Pattern and Decoration: Ornament as Promise

A comprehensive reappraisal of a hitherto nearly overlooked American art movement, Pattern and Decoration (1975 -1985). By reclaiming colour, variation of forms as well as sensuality, artists such as Valerie Jaudon, Robert Kushner and Miriam Schapiro radically distinguished themselves from the predominant Minimal and Conceptual Art at that time, and challenged larger global issues such as the position of women, Native Americans and ethnic minorities within the art world.
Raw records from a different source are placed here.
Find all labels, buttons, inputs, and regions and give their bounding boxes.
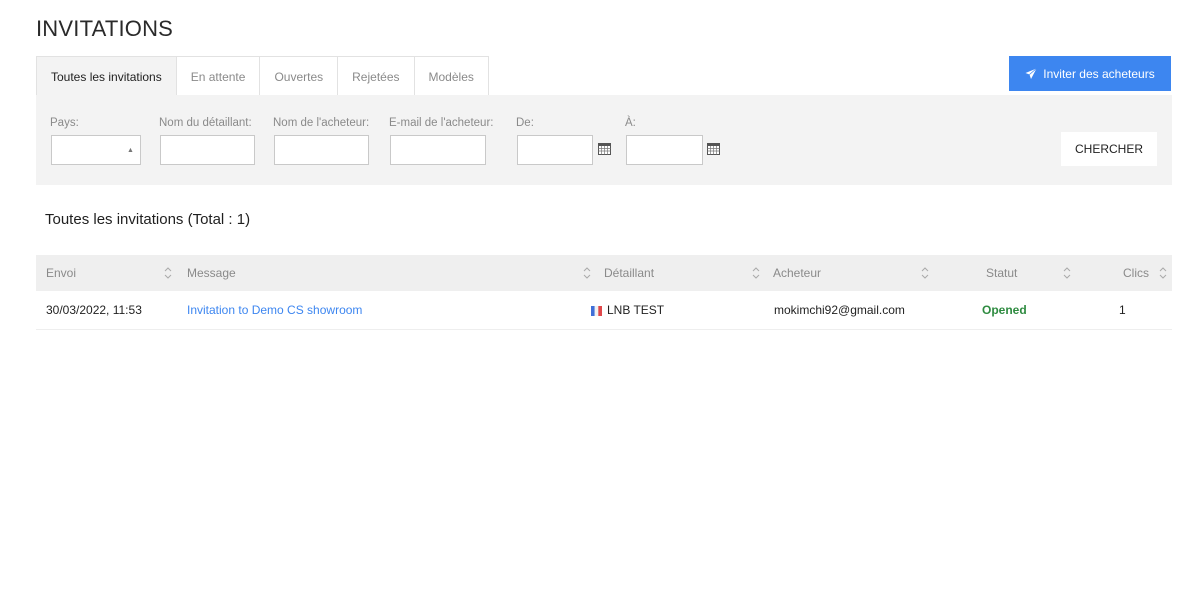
table-header: Envoi Message Détaillant Acheteur Statut… [36, 255, 1172, 291]
sort-icon[interactable] [752, 266, 760, 280]
sort-icon[interactable] [1159, 266, 1167, 280]
calendar-icon[interactable] [707, 143, 720, 155]
to-date-label: À: [625, 117, 636, 129]
retailer-name-label: Nom du détaillant: [159, 117, 252, 129]
buyer-name-input[interactable] [274, 135, 369, 165]
france-flag-icon [591, 305, 602, 316]
column-status[interactable]: Statut [986, 255, 1017, 291]
from-date-label: De: [516, 117, 534, 129]
tab-templates[interactable]: Modèles [414, 56, 489, 96]
calendar-icon[interactable] [598, 143, 611, 155]
sort-icon[interactable] [583, 266, 591, 280]
column-message[interactable]: Message [187, 255, 236, 291]
cell-buyer: mokimchi92@gmail.com [774, 303, 905, 317]
filter-panel: Pays: ▲ Nom du détaillant: Nom de l'ache… [36, 95, 1172, 185]
tab-opened[interactable]: Ouvertes [260, 56, 339, 96]
page-title: INVITATIONS [36, 16, 174, 41]
sort-icon[interactable] [164, 266, 172, 280]
search-button[interactable]: CHERCHER [1061, 132, 1157, 166]
cell-sent: 30/03/2022, 11:53 [46, 303, 142, 317]
to-date-input[interactable] [626, 135, 703, 165]
select-arrow-icon: ▲ [127, 147, 134, 154]
tab-bar: Toutes les invitations En attente Ouvert… [36, 56, 489, 96]
country-label: Pays: [50, 117, 79, 129]
send-icon [1025, 67, 1038, 79]
table-row[interactable]: 30/03/2022, 11:53 Invitation to Demo CS … [36, 291, 1172, 330]
sort-icon[interactable] [921, 266, 929, 280]
buyer-email-input[interactable] [390, 135, 486, 165]
buyer-name-label: Nom de l'acheteur: [273, 117, 370, 129]
status-badge: Opened [982, 303, 1027, 317]
list-title: Toutes les invitations (Total : 1) [45, 211, 251, 228]
column-retailer[interactable]: Détaillant [604, 255, 654, 291]
column-buyer[interactable]: Acheteur [773, 255, 821, 291]
sort-icon[interactable] [1063, 266, 1071, 280]
tab-all-invitations[interactable]: Toutes les invitations [36, 56, 177, 96]
invite-buyers-label: Inviter des acheteurs [1043, 66, 1155, 81]
tab-rejected[interactable]: Rejetées [338, 56, 415, 96]
retailer-name-input[interactable] [160, 135, 255, 165]
column-clicks[interactable]: Clics [1123, 255, 1149, 291]
buyer-email-label: E-mail de l'acheteur: [389, 117, 494, 129]
from-date-input[interactable] [517, 135, 593, 165]
invite-buyers-button[interactable]: Inviter des acheteurs [1009, 56, 1171, 91]
retailer-name: LNB TEST [607, 303, 665, 317]
tab-pending[interactable]: En attente [176, 56, 261, 96]
column-sent[interactable]: Envoi [46, 255, 76, 291]
cell-clicks: 1 [1119, 303, 1126, 317]
cell-retailer: LNB TEST [591, 291, 664, 329]
message-link[interactable]: Invitation to Demo CS showroom [187, 291, 362, 329]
Gary Indiana: Vile Days – The Village Voice Art Columns, 1985–1988

Gary Indiana’s art column in The Village Voice documented the 1980s New York art scene from the front line. His fresh, novelistic approach to writing about the careers of Cindy Sherman, Richard Prince and the like also incorporated a piercing view of life under Regan, the Aids crisis and the jingoism of post-modern theory. This is gleeful, experimental and incisive criticism at its best.

Sophie Robinson: Rabbit
Nat Raha: of sirens, body & faultlines

Boiler House Press are publishing  some of our favourite poets at the SLG, and in perfectly designed books that honour the calibre of their content. Sophie Robinson’s long-awaited third collection is full of hard-won healing, while Nat Raha provides a prophecy against the Brexit era that rose out of crisis and austerity. These books provide an imaginative jolt as we enter the New Year and all that may unfold.